Les interpellations de Maïmouna Ndour Faye, directrice de 7TV, et de Babacar Fall, directeur de la rédaction de la RFM, continuent de susciter indignation et incompréhension dans le monde médiatique.

Le journaliste Bamba Kassé, ancien secrétaire général du Synpics, a réagi avec fermeté, estimant que les arrestations des deux journalistes constituent une dérive grave et injustifiable au regard de la mission fondamentale de la presse.

« Sauf s’il s’agit d’un terroriste poseur de bombes, d’un déserteur de l’armée nationale, d’un irrédentiste proclamé ou d’un attiseur reconnu de la haine et promoteur de la violence, le journaliste ne doit se poser qu’une question : le public a-t-il intérêt à écouter, regarder ou lire ? »

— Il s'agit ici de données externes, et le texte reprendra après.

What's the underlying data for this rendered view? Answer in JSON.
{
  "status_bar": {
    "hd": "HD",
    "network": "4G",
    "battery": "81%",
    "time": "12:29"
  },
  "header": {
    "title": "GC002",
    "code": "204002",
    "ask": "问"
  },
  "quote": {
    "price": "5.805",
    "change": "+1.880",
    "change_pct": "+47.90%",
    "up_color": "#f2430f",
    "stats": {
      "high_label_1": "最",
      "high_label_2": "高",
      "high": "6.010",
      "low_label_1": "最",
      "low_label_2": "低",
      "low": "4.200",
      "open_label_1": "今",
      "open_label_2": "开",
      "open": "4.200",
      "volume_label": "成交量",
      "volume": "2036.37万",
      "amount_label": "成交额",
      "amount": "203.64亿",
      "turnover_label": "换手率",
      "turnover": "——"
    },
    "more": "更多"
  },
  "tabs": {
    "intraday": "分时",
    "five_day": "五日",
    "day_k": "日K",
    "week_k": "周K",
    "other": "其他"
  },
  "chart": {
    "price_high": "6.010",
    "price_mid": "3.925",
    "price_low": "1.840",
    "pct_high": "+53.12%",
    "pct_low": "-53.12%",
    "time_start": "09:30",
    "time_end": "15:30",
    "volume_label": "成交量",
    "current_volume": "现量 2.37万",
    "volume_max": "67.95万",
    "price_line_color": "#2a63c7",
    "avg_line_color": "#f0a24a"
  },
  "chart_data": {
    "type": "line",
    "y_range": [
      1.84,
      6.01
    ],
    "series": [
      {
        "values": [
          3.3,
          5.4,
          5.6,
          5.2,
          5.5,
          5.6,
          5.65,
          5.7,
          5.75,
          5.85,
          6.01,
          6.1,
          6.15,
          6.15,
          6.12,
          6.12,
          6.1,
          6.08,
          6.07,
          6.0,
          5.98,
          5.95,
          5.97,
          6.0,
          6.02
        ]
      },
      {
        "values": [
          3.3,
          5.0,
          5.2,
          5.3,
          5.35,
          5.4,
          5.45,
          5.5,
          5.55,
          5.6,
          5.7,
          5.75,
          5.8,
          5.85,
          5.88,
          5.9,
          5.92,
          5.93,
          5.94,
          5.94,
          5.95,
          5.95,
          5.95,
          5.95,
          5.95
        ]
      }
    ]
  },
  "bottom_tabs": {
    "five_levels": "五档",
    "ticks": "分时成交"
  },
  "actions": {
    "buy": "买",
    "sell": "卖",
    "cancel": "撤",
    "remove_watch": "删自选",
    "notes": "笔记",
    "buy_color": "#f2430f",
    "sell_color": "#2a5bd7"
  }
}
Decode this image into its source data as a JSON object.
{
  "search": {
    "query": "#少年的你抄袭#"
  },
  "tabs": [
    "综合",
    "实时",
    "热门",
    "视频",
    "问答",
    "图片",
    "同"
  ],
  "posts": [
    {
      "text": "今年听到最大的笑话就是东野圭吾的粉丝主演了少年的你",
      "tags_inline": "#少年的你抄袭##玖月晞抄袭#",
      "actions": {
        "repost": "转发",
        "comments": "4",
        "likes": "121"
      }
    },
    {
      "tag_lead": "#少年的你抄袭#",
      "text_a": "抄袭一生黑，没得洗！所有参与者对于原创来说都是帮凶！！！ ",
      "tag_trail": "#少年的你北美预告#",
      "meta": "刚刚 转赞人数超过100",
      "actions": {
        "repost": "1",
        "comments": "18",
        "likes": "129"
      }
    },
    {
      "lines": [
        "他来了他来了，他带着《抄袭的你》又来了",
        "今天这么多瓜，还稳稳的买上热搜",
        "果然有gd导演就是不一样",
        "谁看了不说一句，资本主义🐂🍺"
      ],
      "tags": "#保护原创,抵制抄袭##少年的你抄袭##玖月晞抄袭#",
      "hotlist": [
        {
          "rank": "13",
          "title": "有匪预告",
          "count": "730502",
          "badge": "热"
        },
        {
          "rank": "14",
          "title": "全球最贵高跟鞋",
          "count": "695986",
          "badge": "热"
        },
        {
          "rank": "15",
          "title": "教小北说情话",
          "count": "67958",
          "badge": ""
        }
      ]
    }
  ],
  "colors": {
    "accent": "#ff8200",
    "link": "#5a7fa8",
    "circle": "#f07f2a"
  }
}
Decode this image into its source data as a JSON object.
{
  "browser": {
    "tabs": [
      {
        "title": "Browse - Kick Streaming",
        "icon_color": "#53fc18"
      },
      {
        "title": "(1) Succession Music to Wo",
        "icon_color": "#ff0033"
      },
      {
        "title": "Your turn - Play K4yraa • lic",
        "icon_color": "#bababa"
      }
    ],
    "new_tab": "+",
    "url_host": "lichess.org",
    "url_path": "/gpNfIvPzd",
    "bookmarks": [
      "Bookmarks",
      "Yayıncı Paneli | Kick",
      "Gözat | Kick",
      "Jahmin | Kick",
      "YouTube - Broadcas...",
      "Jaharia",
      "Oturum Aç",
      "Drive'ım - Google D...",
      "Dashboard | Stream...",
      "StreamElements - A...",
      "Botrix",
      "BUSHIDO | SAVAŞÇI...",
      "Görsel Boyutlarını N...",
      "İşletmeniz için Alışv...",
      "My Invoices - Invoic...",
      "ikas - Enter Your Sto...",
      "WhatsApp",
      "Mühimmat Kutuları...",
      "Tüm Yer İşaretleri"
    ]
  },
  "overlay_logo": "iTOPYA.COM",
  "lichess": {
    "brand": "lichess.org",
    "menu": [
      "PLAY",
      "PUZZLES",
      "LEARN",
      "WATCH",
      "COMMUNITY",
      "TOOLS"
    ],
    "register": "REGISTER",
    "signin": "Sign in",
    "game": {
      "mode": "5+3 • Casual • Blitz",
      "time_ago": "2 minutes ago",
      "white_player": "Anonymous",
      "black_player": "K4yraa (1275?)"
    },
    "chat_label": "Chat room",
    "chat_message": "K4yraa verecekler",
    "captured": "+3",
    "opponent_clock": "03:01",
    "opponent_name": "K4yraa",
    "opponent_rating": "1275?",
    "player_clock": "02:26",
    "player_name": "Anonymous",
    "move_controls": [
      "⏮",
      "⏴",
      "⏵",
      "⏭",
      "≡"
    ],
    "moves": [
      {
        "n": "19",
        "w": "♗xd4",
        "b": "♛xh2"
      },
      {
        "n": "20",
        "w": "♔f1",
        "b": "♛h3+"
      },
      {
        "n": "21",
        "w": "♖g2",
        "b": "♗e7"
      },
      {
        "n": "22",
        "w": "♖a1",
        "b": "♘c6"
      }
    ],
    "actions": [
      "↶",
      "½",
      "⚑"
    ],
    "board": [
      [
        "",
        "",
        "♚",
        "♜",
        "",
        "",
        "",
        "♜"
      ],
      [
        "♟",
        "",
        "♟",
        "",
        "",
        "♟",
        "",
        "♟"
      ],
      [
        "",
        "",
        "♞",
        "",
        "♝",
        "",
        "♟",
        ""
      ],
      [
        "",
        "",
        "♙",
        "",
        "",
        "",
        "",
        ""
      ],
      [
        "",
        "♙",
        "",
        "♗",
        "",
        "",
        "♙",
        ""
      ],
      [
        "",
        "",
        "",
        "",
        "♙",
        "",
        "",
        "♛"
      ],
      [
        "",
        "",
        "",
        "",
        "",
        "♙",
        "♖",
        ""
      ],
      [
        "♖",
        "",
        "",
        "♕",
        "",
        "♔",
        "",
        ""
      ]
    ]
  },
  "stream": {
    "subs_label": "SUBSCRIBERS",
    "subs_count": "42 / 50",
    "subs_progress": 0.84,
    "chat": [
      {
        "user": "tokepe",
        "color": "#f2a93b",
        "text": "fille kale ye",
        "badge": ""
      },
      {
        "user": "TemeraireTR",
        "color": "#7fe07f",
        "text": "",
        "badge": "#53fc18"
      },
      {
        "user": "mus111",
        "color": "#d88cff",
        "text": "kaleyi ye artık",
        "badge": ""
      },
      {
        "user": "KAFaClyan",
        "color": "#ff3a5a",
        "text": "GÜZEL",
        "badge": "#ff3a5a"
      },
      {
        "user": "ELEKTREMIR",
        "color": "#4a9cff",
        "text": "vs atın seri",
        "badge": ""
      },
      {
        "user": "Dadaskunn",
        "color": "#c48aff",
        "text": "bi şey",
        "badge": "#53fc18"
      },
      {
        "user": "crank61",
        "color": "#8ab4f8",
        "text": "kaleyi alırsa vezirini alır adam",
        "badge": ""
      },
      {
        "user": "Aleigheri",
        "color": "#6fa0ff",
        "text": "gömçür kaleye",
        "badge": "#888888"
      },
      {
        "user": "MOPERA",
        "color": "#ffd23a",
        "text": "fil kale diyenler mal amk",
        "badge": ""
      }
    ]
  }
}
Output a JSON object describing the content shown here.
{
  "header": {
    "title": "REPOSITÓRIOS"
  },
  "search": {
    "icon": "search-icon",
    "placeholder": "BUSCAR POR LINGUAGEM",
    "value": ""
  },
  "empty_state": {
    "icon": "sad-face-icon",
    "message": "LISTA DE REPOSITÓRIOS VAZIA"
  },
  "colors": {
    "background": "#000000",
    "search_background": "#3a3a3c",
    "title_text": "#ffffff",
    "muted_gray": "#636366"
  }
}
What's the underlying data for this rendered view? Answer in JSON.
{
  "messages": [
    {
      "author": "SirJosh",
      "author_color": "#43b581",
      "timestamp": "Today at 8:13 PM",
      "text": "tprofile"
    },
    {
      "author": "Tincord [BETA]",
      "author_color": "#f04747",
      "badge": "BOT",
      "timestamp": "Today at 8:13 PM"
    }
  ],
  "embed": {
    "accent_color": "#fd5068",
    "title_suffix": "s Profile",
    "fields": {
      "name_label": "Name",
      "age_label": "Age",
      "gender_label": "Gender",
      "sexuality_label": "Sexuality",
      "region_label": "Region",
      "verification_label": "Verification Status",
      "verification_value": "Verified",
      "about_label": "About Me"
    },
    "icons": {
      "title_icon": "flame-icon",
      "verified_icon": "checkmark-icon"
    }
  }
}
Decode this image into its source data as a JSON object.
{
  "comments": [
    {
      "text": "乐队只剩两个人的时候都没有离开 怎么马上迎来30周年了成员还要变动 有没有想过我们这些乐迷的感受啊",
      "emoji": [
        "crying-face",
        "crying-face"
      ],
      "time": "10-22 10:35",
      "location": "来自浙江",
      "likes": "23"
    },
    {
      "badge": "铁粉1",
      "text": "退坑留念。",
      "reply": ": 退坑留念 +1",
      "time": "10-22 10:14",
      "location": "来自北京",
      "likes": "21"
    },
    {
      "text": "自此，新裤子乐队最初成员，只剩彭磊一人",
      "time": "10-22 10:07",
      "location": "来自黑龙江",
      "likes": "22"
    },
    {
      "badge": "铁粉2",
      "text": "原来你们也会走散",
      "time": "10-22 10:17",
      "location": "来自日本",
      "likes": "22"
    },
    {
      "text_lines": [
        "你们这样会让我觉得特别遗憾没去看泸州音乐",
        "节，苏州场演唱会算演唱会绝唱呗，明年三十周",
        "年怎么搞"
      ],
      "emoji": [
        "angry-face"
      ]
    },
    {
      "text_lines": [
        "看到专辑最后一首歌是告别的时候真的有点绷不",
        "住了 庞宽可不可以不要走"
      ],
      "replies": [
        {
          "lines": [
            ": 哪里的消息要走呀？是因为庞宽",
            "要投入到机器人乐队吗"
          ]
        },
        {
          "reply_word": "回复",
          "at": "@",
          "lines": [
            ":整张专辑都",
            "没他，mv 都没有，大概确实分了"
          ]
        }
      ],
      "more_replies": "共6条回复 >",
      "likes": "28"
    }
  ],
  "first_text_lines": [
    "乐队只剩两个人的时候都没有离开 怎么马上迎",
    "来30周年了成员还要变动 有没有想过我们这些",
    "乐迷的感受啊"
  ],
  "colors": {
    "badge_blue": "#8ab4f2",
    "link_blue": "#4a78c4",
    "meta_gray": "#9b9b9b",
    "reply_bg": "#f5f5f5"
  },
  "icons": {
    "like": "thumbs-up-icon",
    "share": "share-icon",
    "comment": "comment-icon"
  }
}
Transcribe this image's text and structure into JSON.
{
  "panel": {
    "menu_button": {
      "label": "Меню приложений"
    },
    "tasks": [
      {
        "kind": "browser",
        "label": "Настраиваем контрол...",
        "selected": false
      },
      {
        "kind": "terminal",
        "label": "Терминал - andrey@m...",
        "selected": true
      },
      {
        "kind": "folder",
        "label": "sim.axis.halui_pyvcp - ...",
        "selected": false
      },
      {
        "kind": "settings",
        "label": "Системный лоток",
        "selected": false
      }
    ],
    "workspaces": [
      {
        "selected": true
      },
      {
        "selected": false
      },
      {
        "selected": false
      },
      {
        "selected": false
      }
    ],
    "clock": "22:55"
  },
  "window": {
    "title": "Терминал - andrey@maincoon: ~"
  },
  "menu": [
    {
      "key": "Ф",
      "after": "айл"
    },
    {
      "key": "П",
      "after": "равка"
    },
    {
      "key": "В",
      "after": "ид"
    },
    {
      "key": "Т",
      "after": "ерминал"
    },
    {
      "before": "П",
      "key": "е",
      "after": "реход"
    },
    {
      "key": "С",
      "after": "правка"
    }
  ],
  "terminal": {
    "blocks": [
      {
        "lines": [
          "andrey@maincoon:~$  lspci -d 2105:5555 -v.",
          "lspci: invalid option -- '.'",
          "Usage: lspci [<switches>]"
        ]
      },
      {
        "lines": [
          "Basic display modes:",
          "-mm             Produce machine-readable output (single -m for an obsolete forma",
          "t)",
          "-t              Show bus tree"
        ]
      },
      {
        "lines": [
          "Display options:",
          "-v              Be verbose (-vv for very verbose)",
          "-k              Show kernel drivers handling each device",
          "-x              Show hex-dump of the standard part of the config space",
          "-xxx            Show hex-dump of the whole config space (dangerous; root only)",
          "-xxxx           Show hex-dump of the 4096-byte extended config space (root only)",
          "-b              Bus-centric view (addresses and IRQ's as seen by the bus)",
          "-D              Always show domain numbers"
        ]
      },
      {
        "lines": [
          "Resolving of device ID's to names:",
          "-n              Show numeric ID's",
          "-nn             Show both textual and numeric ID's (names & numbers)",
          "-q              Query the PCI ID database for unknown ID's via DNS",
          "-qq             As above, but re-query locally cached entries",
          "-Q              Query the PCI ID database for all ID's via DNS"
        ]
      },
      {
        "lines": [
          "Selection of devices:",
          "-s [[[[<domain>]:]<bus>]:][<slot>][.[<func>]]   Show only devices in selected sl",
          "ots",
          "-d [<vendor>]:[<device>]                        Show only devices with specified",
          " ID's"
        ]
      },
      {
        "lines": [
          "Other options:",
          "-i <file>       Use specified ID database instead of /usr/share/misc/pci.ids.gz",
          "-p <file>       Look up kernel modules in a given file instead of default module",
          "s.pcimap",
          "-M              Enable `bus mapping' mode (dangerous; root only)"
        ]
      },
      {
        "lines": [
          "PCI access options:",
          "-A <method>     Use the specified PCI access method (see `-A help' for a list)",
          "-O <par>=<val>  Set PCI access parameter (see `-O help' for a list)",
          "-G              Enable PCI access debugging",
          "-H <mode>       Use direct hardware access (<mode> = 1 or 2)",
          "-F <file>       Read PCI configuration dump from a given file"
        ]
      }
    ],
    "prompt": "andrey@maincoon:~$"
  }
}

Selon lui, le fait d’interviewer une personne recherchée ne constitue pas une infraction, d’autant plus lorsqu’il s’agit d’un échange à distance.

« Un individu recherché, fût-il classé “fugitif”, n’a pas moins de droit d’être interviewé qu’un ancien condamné pour meurtre », soutient Bamba Kassé, rappelant que le droit à l’information prime tant qu’il n’y a pas incitation à la violence ou menace à la sécurité nationale.

Il balaie également d’un revers de main la notion de “recel” évoquée par certains pour justifier les interpellations : « La question du fameux recel n’a aucune pertinence. Khalifa Diakhaté aurait pu être poursuivi pour cela, puisqu’il avait réussi à “localiser” Boy Djiné alors que nos forces de défense et de sécurité peinaient à le trouver. »

Le journaliste pose enfin une question cruciale sur la crédibilité internationale du pays :

« Qu’en sera-t-il lorsque le fugitif accordera une interview à des médias internationaux ? Va-t-on couper leur signal ? Le ferait-on, quel intérêt cela aura-t-il dans ce monde interconnecté où même la coupure d’internet n’empêche pas la circulation de l’information ? »

Et de conclure, dans une formule devenue virale : « Libérez Maïmouna et Babacar. Thiakhaane bakhoul. »

Une sortie cinglante, alors même que le Sénégal abrite le Salon international des médias en présence de journalistes étrangers et que le FMI est en mission à Dakar, un contexte que Bamba Kassé juge révélateur d’une contradiction inquiétante entre le discours officiel et les pratiques.